As you stroll through Los Altos, the first thing you notice is how unremarkable it appears for a place perched atop such wealth. Oak trees, a Peet’s, a CVS, and low ranch houses. These are the public schools that parents quietly relocate to in order to attend. And last fall, on a weekday afternoon in one of those buildings, a group of teenagers got together to write the guidelines for how artificial intelligence should be used in classrooms. This is something that the majority of school districts across the nation have been struggling mightily to accomplish on their own.
When you think about it, it’s an odd inversion. Superintendents and curriculum directors have been holding emergency meetings, writing memos, and hiring consultants for the past three years in an attempt to figure out what to do about a chatbot that their students picked up in about an afternoon. Los Altos went in a different direction. The children were asked by the district. Not as window dressing, not as a focus group. as drafters.

There are two ways to interpret this, and both are probably accurate. One interpretation is that it’s a clever pedagogical move to allow teenagers to participate in the creation of rules if you want them to take responsibility for them. The other is that adults have actually run out of options. The adults in the room realized at some point that the children might actually be more familiar with the area because technology advanced more quickly than the institutions designed to handle it.
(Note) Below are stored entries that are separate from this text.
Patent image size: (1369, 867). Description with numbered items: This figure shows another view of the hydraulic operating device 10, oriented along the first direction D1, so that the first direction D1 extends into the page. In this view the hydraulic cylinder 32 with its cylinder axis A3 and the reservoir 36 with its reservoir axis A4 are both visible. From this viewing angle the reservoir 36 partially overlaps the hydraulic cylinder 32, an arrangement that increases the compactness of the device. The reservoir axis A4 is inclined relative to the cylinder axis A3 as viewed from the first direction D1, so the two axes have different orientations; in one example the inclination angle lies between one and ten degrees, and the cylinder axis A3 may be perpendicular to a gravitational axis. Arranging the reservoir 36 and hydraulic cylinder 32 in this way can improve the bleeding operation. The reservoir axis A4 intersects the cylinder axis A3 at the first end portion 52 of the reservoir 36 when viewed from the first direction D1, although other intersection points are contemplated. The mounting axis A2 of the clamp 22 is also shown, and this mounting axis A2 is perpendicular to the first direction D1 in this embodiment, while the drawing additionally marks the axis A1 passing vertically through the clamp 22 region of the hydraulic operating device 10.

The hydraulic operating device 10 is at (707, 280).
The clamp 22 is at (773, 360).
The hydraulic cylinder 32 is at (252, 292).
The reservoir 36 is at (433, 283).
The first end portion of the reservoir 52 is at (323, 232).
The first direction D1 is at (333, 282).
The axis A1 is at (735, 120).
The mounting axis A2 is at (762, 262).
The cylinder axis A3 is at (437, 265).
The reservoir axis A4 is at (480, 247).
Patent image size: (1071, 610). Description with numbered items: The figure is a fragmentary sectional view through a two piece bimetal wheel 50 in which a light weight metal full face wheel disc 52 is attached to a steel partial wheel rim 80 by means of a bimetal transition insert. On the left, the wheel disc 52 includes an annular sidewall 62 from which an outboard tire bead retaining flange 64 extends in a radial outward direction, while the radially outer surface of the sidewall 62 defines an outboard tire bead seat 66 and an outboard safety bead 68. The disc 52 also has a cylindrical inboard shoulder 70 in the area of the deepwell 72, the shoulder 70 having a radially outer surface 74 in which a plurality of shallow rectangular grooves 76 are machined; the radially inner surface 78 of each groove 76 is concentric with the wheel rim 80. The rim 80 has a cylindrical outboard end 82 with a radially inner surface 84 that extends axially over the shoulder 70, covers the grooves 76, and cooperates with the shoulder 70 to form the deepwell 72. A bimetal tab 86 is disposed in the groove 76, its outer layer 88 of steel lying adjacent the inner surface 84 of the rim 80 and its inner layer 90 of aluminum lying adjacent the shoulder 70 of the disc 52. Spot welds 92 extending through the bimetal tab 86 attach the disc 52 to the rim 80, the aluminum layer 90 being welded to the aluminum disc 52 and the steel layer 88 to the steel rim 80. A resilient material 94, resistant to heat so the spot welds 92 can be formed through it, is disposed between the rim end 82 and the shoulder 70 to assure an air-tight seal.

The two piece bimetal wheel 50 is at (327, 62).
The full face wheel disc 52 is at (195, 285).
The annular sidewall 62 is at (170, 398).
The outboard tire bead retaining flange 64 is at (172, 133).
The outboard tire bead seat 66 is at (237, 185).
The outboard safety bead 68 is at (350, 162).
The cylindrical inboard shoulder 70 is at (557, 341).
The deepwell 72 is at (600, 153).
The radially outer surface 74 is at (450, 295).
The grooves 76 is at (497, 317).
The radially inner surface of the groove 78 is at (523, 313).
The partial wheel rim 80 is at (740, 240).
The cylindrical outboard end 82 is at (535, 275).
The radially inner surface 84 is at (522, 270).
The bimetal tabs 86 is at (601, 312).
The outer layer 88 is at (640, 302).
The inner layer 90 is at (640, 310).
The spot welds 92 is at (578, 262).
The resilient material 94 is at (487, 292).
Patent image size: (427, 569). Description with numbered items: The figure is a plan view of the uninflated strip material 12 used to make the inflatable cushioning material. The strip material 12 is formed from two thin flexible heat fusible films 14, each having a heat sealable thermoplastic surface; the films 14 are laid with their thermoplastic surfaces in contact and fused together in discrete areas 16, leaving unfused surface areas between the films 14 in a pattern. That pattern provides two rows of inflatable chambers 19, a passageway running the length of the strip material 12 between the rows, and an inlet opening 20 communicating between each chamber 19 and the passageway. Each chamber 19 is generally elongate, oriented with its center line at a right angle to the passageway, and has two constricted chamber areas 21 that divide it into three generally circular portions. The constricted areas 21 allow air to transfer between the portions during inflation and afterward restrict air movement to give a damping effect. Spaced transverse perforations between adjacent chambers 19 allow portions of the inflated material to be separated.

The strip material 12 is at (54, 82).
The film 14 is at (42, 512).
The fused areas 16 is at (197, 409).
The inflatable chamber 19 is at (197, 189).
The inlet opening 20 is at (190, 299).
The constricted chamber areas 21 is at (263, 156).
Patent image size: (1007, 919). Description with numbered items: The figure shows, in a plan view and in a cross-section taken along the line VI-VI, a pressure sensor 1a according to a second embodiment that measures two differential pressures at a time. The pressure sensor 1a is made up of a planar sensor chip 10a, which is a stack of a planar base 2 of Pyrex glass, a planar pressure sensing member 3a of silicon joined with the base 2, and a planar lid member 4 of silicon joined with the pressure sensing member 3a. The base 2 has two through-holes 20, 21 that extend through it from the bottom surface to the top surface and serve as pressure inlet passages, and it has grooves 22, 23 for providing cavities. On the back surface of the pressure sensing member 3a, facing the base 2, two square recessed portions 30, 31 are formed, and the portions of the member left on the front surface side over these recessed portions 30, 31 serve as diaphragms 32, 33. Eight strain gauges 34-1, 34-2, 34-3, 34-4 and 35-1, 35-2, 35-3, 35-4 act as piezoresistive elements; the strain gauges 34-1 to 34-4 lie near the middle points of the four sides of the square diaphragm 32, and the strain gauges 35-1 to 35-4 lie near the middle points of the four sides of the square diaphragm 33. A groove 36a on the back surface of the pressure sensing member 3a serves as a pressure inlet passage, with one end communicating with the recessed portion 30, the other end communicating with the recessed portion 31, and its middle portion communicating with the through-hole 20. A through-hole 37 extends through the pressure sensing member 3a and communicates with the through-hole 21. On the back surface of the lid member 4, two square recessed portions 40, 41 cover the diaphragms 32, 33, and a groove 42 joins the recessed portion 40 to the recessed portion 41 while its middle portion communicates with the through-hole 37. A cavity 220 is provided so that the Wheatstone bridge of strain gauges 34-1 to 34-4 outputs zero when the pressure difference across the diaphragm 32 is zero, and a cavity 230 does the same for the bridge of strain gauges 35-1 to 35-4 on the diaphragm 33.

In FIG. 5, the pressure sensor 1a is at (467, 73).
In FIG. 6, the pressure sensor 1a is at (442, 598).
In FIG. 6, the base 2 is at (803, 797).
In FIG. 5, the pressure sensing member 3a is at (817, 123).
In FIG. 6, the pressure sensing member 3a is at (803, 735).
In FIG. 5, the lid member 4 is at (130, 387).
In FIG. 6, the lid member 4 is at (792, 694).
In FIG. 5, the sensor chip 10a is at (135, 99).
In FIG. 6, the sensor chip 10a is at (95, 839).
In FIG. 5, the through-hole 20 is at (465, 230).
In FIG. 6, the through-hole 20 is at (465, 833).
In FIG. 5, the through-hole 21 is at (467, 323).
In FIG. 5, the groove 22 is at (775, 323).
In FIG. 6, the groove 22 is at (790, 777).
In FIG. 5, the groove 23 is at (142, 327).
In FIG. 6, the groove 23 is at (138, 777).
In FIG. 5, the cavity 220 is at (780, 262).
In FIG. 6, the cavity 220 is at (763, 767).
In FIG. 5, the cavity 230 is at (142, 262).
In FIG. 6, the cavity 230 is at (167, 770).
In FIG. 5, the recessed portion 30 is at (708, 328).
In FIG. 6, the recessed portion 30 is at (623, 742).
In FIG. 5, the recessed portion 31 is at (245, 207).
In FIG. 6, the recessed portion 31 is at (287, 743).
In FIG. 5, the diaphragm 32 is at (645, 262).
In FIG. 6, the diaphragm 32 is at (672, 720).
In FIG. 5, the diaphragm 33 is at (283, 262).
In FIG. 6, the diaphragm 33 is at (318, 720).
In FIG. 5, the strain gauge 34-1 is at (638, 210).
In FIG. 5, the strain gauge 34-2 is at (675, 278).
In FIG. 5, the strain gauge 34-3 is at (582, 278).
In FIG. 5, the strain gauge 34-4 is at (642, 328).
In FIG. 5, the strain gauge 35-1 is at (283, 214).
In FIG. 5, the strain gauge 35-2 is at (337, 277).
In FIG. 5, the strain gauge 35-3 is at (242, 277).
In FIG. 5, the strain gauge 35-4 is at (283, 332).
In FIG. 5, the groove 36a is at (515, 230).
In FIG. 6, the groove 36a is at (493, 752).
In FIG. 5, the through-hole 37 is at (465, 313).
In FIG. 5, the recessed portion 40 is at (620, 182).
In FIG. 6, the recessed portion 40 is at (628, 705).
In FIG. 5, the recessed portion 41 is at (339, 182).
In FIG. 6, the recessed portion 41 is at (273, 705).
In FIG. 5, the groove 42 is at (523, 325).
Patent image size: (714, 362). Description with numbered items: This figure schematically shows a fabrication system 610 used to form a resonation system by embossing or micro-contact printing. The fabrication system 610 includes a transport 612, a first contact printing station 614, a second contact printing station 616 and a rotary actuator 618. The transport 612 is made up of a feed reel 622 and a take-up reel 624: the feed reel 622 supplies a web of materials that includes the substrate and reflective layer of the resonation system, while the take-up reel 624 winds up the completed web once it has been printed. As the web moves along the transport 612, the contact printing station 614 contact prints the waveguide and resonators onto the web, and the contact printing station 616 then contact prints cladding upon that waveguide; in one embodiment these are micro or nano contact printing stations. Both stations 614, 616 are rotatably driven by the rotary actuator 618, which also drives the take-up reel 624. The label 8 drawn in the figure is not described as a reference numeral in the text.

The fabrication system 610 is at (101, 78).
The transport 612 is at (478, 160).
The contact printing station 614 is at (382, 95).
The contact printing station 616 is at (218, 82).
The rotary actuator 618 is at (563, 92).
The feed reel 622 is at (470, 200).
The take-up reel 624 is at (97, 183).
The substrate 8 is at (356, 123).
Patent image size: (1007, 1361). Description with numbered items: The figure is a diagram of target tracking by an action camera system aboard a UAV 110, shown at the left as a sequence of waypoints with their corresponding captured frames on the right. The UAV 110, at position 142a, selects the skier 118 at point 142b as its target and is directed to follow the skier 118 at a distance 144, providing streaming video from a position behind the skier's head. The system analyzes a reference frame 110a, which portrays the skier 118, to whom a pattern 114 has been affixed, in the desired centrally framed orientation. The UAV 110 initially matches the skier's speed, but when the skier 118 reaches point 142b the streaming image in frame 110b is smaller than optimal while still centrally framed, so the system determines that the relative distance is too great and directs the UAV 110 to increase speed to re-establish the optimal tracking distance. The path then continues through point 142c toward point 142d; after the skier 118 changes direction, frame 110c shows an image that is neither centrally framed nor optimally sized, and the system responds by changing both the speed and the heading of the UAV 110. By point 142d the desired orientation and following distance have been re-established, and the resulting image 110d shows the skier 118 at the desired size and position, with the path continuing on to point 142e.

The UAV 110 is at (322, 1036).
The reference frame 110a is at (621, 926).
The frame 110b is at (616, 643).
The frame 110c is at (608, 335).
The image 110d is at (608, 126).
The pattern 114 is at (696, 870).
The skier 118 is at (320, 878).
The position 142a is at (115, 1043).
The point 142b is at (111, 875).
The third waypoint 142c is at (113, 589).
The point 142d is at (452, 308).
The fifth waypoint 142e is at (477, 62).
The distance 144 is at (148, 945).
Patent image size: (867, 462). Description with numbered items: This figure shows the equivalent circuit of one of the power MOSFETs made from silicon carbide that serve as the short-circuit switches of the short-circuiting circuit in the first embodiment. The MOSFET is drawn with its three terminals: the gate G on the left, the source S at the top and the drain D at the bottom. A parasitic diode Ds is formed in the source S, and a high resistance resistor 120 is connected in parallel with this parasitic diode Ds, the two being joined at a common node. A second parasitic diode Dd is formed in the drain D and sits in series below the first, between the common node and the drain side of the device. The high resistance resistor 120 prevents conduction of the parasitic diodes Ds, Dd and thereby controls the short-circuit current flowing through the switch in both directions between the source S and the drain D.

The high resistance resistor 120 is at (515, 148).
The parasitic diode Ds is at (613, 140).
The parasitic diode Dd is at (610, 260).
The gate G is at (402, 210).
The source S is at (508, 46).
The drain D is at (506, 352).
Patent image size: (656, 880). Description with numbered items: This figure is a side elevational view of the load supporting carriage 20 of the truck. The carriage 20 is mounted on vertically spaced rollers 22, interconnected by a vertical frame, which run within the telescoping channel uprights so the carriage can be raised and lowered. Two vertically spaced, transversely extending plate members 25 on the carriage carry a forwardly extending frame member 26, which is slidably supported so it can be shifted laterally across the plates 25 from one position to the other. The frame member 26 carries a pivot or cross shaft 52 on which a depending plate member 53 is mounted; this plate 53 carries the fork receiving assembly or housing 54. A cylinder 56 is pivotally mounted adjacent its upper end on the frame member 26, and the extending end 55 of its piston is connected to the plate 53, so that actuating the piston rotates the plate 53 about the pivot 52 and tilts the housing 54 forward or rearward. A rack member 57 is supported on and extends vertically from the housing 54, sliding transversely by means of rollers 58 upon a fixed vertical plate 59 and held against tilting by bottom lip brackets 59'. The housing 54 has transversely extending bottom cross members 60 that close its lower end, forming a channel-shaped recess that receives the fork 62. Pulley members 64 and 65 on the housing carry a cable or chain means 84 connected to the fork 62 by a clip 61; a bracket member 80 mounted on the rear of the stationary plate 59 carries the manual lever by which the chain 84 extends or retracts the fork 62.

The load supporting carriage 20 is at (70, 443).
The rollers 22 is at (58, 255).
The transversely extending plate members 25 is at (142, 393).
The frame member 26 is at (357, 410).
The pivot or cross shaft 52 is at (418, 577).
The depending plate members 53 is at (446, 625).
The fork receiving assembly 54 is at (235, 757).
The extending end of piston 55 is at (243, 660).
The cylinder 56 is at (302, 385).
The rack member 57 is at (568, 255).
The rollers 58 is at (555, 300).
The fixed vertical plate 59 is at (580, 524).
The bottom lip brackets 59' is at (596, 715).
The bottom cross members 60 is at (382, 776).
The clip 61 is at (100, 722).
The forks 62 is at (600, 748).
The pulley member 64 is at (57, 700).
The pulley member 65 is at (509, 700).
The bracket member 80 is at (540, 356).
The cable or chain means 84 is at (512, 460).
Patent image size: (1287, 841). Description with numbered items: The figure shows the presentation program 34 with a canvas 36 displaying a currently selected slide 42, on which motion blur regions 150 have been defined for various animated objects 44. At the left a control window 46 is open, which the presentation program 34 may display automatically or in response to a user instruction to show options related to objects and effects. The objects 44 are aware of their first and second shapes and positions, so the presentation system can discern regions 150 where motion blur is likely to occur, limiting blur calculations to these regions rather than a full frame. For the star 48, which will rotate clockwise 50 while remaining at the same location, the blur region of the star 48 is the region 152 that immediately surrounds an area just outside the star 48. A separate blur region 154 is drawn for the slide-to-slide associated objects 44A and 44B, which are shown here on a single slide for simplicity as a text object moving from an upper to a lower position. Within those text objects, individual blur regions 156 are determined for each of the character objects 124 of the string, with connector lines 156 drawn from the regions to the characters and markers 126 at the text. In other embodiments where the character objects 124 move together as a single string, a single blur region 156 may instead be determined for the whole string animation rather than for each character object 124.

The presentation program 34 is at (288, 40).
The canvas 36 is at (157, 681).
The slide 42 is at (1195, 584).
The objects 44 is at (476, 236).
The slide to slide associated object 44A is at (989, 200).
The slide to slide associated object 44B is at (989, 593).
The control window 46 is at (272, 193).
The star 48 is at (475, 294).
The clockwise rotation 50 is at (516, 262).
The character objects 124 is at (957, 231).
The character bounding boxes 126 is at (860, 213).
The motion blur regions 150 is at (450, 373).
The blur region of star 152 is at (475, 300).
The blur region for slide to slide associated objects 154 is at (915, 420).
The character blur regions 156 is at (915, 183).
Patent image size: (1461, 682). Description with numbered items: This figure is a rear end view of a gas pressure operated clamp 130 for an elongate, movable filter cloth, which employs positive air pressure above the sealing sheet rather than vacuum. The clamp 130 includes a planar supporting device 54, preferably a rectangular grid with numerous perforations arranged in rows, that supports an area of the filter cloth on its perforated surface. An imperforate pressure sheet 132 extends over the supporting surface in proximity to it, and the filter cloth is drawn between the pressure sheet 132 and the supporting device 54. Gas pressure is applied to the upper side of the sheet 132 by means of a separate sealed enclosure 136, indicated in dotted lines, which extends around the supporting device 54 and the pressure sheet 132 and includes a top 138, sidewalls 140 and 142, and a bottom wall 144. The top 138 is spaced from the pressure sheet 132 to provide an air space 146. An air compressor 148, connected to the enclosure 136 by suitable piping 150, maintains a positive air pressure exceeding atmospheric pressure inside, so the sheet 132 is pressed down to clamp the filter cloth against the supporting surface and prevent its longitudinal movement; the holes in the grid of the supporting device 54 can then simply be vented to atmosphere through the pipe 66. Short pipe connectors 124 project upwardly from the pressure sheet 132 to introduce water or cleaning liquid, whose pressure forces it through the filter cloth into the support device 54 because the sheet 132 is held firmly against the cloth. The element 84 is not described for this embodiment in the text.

I can’t stop thinking about the teacher Dave Hallmon described in his essay, who was sitting at his kitchen table the morning after Thanksgiving when his entire family learned about ChatGPT over pie. His syllabus seemed to have aged into a museum piece overnight when he looked at it. There was a sense that the unwritten agreement between the teacher and the student, which presumed that the student would be the one thinking, had quietly broken. In the past two years, every educator I’ve spoken to has told me about that morning in some way.
According to reports, the Los Altos students produced a set of conditions rather than a ban. When AI is useful, when it isn’t, and when disclosure is required or not. The posture is more important than the details. It views AI as a tool whose use must be honest rather than as a moral panic, much like previous generations of educators eventually treated calculators and Wikipedia. It’s unclear if that stance will persist throughout the upcoming academic year.
It’s okay for skeptics to resist. In a recent article for the Guardian, author Wendy Liu argued against using these tools at all, claiming that thinking is meant to be difficult and that the friction is what makes them useful. Regarding cognitive offloading, she makes a valid point. Witnessing a fourteen-year-old transfer the messy middle of an essay—the part where you truly discover your beliefs—to a machine that costs twenty dollars a month is unsettling. That concern is real in the classroom. It’s also a concern that if we pretend that technology doesn’t exist, we’ll raise a generation that doesn’t know how to use it properly.
In a tiny and most likely flawed way, Los Altos is attempting to determine whether the solution lies in the middle of those extremes. When a Silicon Valley district is testing a Silicon Valley solution to a Silicon Valley issue, it’s easy to become pessimistic. They might have discovered something that most districts will eventually steal, covertly, and without acknowledgment. In a few years, we’ll find out. The first people to know will be the students who are currently writing the rules.